Probably the most profound loss America is currently experiencing revolves around what is happening to our country's vision of itself.
As a nation of immigrants we welcomed the least whose hope brought them to our shores. When my great-grandfather disembarked from the ship carrying him and his brothers to this land, they were welcomed as partners in a troubled world. The United States had saved them from the storms brewing in Germany.
Even acknowledging our country’s dark chapters of slavery and segregation, aggressive wars, urban and rural poverty, and more, in our most troubled hours leaders have lifted us to a nobler vision.
In 1861, as the nation was being torn apart by the ominous threat of a civil war, a newly elected president in his inaugural address tried to raise America's eyes beyond division. “We are not enemies, but friends. We must not be enemies. Though passion may have strained, it must not break our bonds of affection. The mystic chords of memory will swell when again touched, as surely they will be, by the better angels of our nature,” Abraham Lincoln said.
Following December 7, 1941 – a date that will live in infamy – Franklin Roosevelt addressed the American people with the words, “The only thing we have to fear is fear itself.”
Ronald Reagan rallied the nation by employing a biblical vision of America as “A city set on a hill.”

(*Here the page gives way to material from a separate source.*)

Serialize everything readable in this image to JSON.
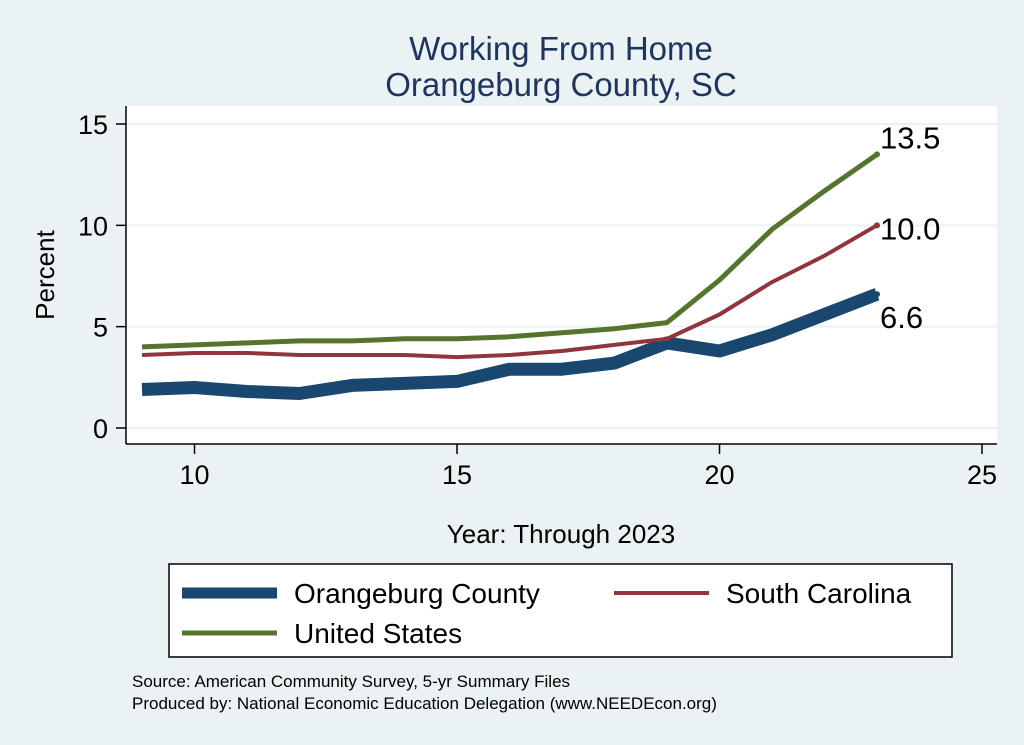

No hero has been more highly honored among us than Martin Luther King Jr., whose hope for America included the words “I have a dream that one day on the red hills of Georgia, the sons of former slaves and the sons of former slave owners will be able to sit together at the table of brotherhood … ”

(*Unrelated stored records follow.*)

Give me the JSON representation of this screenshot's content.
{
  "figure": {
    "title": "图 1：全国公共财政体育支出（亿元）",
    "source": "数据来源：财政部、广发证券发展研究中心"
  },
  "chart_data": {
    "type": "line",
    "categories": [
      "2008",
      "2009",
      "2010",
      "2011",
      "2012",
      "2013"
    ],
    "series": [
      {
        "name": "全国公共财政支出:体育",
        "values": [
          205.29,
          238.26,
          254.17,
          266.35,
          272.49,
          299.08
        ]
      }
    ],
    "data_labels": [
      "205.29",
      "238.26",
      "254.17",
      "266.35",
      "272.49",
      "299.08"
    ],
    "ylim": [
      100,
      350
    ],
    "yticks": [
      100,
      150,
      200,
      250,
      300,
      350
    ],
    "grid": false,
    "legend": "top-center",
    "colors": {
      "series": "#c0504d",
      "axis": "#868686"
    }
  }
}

Cesar Chavez rallied desperately poor, undervalued migrant farm workers with the cry "Si, se puede!” (Yes, we can.)
These leaders offered all Americans, the great middle class and the poor, avenues to gain access to better lives. One progressive president after another — from FDR to Barack Obama — supported organized labor that filled factories and businesses with tens of thousands of workers who were now able to support their families with the decent wages unions negotiated.

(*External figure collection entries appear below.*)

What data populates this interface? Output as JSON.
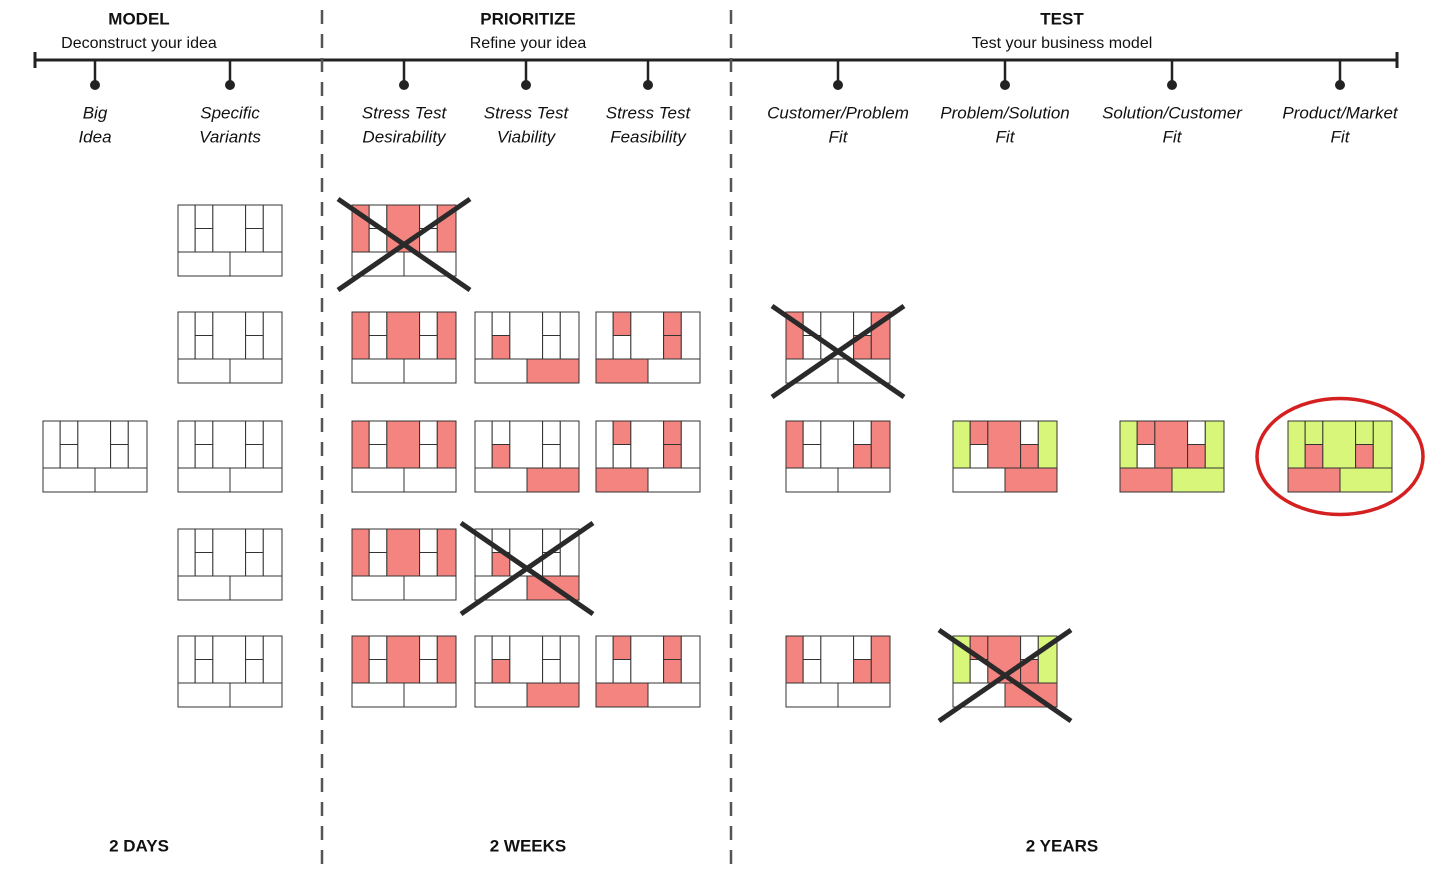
{
  "phases": [
    {
      "title": "MODEL",
      "subtitle": "Deconstruct your idea",
      "duration": "2 DAYS"
    },
    {
      "title": "PRIORITIZE",
      "subtitle": "Refine your idea",
      "duration": "2 WEEKS"
    },
    {
      "title": "TEST",
      "subtitle": "Test your business model",
      "duration": "2 YEARS"
    }
  ],
  "steps": [
    {
      "lines": [
        "Big",
        "Idea"
      ]
    },
    {
      "lines": [
        "Specific",
        "Variants"
      ]
    },
    {
      "lines": [
        "Stress Test",
        "Desirability"
      ]
    },
    {
      "lines": [
        "Stress Test",
        "Viability"
      ]
    },
    {
      "lines": [
        "Stress Test",
        "Feasibility"
      ]
    },
    {
      "lines": [
        "Customer/Problem",
        "Fit"
      ]
    },
    {
      "lines": [
        "Problem/Solution",
        "Fit"
      ]
    },
    {
      "lines": [
        "Solution/Customer",
        "Fit"
      ]
    },
    {
      "lines": [
        "Product/Market",
        "Fit"
      ]
    }
  ]
}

Organized labor became the nation’s great middle-class fulcrum. Union’s clout in the industrial Midwest produced amazing results until attacked by conservatives who subsequently took these factories overseas, creating in Pennsylvania, Ohio, Michigan and Wisconsin what we call “the Rust Belt.” These same conservative forces now resist a minimum wage of $15 an hour, a level that would generate even too little to support most families, yet might allow their middle-class communities to survive.
This lighthouse of hope has grown dim. We are now divided internally and isolated from the rest of the world — except for the worst tyrants. The president refuses to acknowledge the environmental crisis, and he is a petulant, bitter and arrogant liar. And now he may face impeachment not only for his reprehensible telephone blunder but also for obstruction of justice.
The problem, however, resides not just with our egomaniac president but also with the collapse of a formerly reputable political party. But there is reason to hope. We have recovered before and we will again. From now until November 2020, the majority of Americans must make the case that will lead to the recovery of an angry nation on the edge of cynical despair.
We are a better people whose greatness lies in deeply rooted values. So our task is clear. Get your life behind it.